Daphné, petite elfe tout droit sortie d’une fantaisie de Cocteau. Petite femme diaphane au visage pâle, les cheveux tirés, lourds sur le dessus de la tête, disciplinés en un vilain chignon. Sur la figure, le maquillage est imperceptible, les yeux sont au naturel, un peu tristes. La bouche est peinte en brillant. Seule dans ce souterrain, elle tient sa tête dans ses mains. Elle songe qu’avant de partir, elle avait soigneusement peint ses ongles en rouge fraise. Elle ne peut pas les voir mais elle sent l’odeur du vernis, rassurante. A son annulaire gauche, elle porte une bague en verre couleur de rivière. Elle rêve qu’elle est ailleurs, loin, très loin, elle n’a pas peur.

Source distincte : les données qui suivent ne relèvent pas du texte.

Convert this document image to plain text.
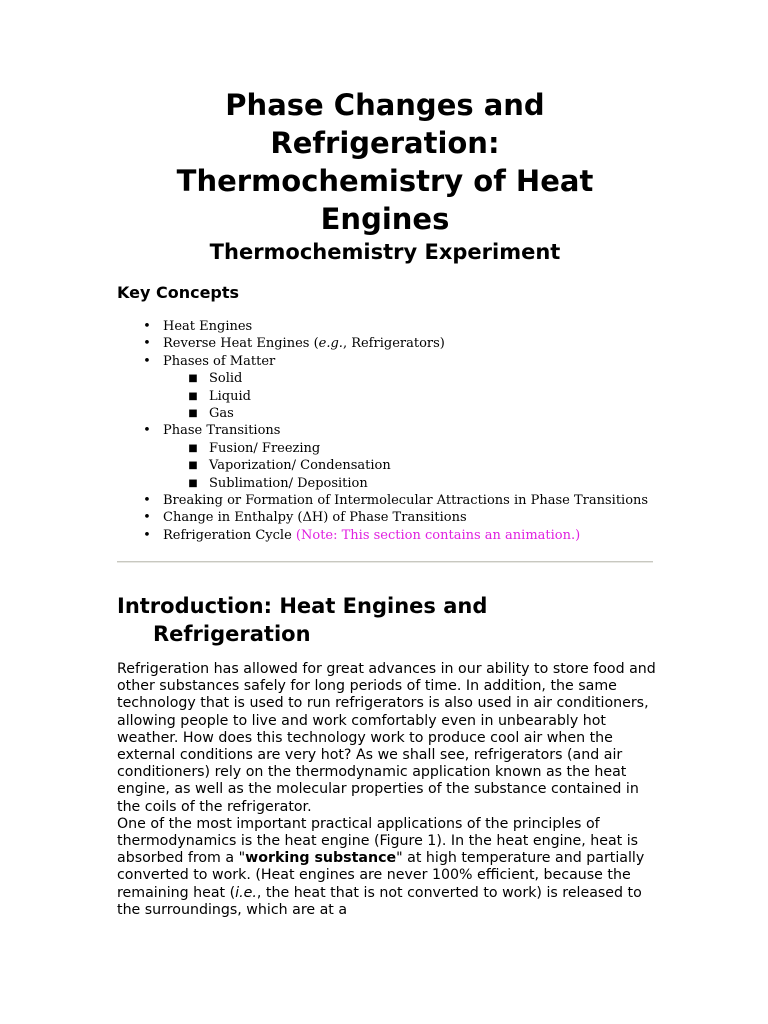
Phase Changes and Refrigeration: Thermochemistry of Heat Engines
Thermochemistry Experiment
Key Concepts
• Heat Engines
• Reverse Heat Engines (e.g., Refrigerators)
• Phases of Matter
■ Solid
■ Liquid
■ Gas
• Phase Transitions
■ Fusion/ Freezing
■ Vaporization/ Condensation
■ Sublimation/ Deposition
• Breaking or Formation of Intermolecular Attractions in Phase Transitions
• Change in Enthalpy (ΔH) of Phase Transitions
• Refrigeration Cycle (Note: This section contains an animation.)
Introduction: Heat Engines and
Refrigeration

Refrigeration has allowed for great advances in our ability to store food and other substances safely for long periods of time. In addition, the same technology that is used to run refrigerators is also used in air conditioners, allowing people to live and work comfortably even in unbearably hot weather. How does this technology work to produce cool air when the external conditions are very hot? As we shall see, refrigerators (and air conditioners) rely on the thermodynamic application known as the heat engine, as well as the molecular properties of the substance contained in the coils of the refrigerator.

One of the most important practical applications of the principles of thermodynamics is the heat engine (Figure 1). In the heat engine, heat is absorbed from a "working substance" at high temperature and partially converted to work. (Heat engines are never 100% efficient, because the remaining heat (i.e., the heat that is not converted to work) is released to the surroundings, which are at a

Lorsque sa grand-mère avait dit qu’elle allait à la cave chercher des confitures, personne n’avait bougé. Ils étaient pourtant nombreux, ce dimanche, chez la grand-mère. Les enfants, les petits-enfants, une tribu insolente, turbulente, oublieuse du respect dû aux aînés. Le regard clair et fané de la grand-mère avait erré sur les visages des siens sans rien y trouver. L’avait-elle même espéré ? Personne n’irait à la cave à sa place, c’était sûr. Elle s’était levée lentement de sa chaise et s’était dirigée, petite dame trotte-menue, vers le jardin. Au bout de l’allée, derrière le magnolia, enfin, la porte de la cave. Maladroitement, la grand-mère entre la clé dans la serrure et pousse la porte en bois vermoulu. Plus de lumière dans cette vieille cave, le fils avait promis qu’il remettrait une ampoule mais cela faisait belle lurette qu’il n’était pas rentré là-dedans ! Elle avance à tâtons, suit les aspérités du mur qu’elle connaît bien, et ses doigts noueux rencontrent l’étagère que Pépé a faite. Dans son panier, elle dépose les pots de confiture que les enfants emporteront tout à l’heure : cassis, mirabelle, coing, myrtille, fraise, rhubarbe. Le faisceau de la lampe de poche s’affaiblit, il faut sortir. Elle referme la porte et donne un tour de clé. A petits pas, car le panier est bien lourd, elle retourne vers la maison. Derrière la porte, Daphné écoute le bruit des pas, spongieux, qui s’éloignent.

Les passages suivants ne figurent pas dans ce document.